News
The Habari Journal – Vol 5, Issue 1: The Biden Honeymoon Edition ~ January 20 to April 30, 2021
What Africans and Americans want this partnership to achieve in the next four years
Foreword By US. Representative Karen Bass
Over the past decade, several synergies in Africa and in the United States have set the stage for a genuinely transformational partnership between two natural allies.
First, while challenges still exist, no one can deny the impact of rapid technological adoption, even faster rural-urbanization, and growing consumer class in Africa.
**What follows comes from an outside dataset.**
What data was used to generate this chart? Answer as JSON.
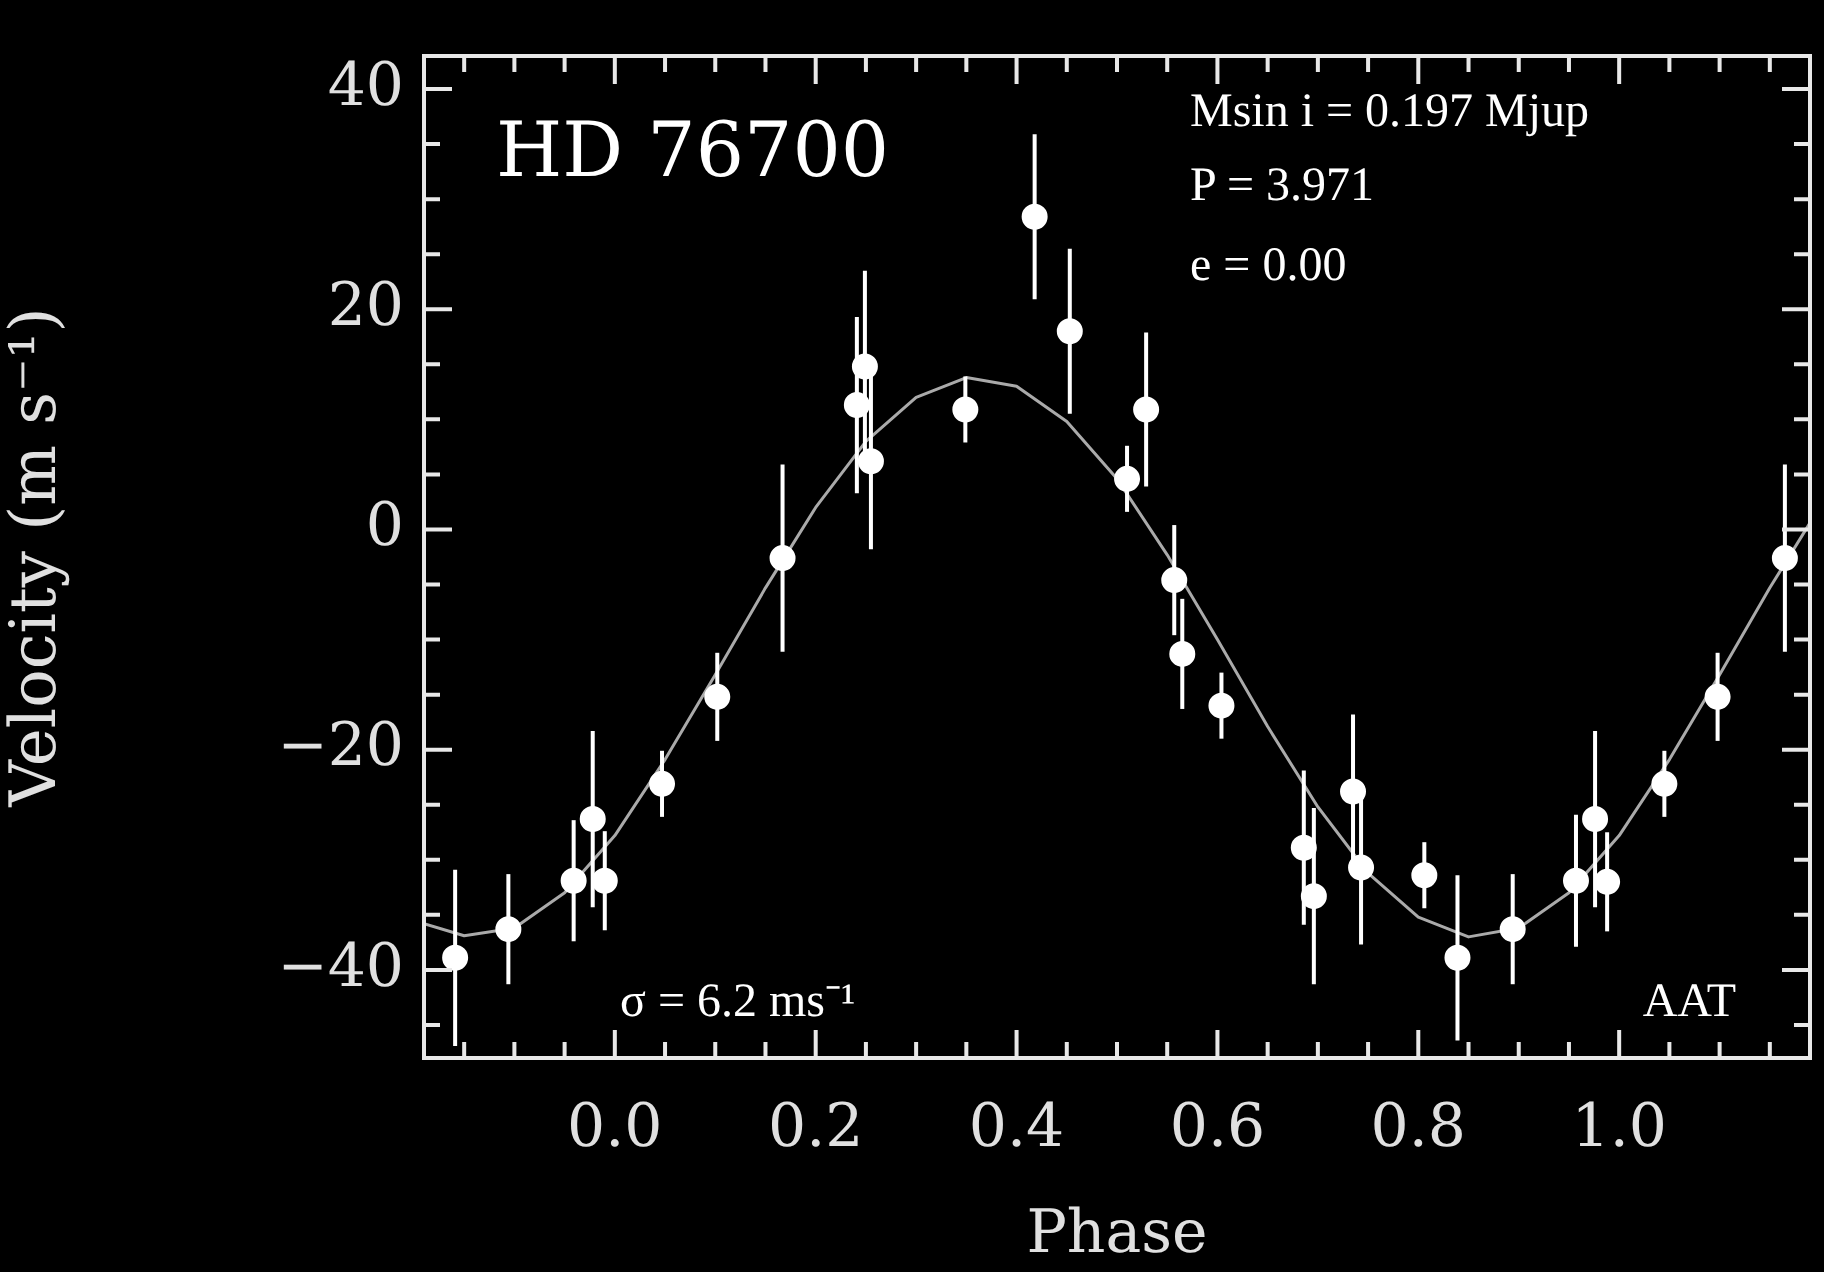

Evidenced by improvements in the global Doing Business indices, institutional quality and liberal democracy seem to have taken a stronghold in parts of Africa.
In the United States, incremental changes have led to positive results from Millennium Challenge Corporation (MCC), Feed the Future, Power Africa, and even the public and private partnerships that advocated for a more effective African Growth and Opportunity Act (AGOA).
But what gives me this strong sense of optimism is the effective amalgamation of the Overseas Private Investment Corporation (OPIC) and USAID’s Development Credit Authority (DCA) into the United States International Development Finance Corporation (DFC).
In the DFC, the U.S. took on a more proactive role in development finance, further levelling a playing field where the U.S. private sector can extend the benefits of liberal democracy. With double the resources OPIC had, DFC can do so much good in, transforming the way America does business on the continent.
One of the things I will be looking to see is the impact of DFC’s equity in certain critical African sectors and institutions. Research shows that taking selective equity positions or stakes could unleash U.S. financial muscle on multi-generational challenges like the cost of borrowing in Africa.
To return to synergies, who cannot see the incredible prospects the African Continental Free Trade Area (AfCFTA) holds for the U.S. private sector? Aside from being the world’s largest free trade area by participating countries since the WTO was established, the AfCFTA is also a chance to resolve debilitating cross-border trade issues over 54 African countries.
With centuries of expertise and experience at designing trade facilitation infrastructure, we should know that investments such as these are lucrative. Similarly, by infusing resources into African infrastructure, we should help reduce a significant gap in infrastructure funding. Most of all, if we help resolve these technical barriers to trade, we shall have bolstered intra-African trade. On its own, intra-African trade holds numerous prospects for U.S. firms that can take advantage of the AfCFTA origin rules.
Over the next 4 years, I pledge to work tirelessly on championing various Africa causes in the United States and beyond. The United States and Africa are natural allies, and positive trends on the continent are too bright to ignore.
My colleagues in the House and Senate are ready to do their part. The Biden Administration has already sent the right sort of signals. All that remains is for the U.S. private sector to make their move. And mark you, their move on many of their Africa initiatives and ventures should be much smoother if undertaken side-by-side with the African diaspora.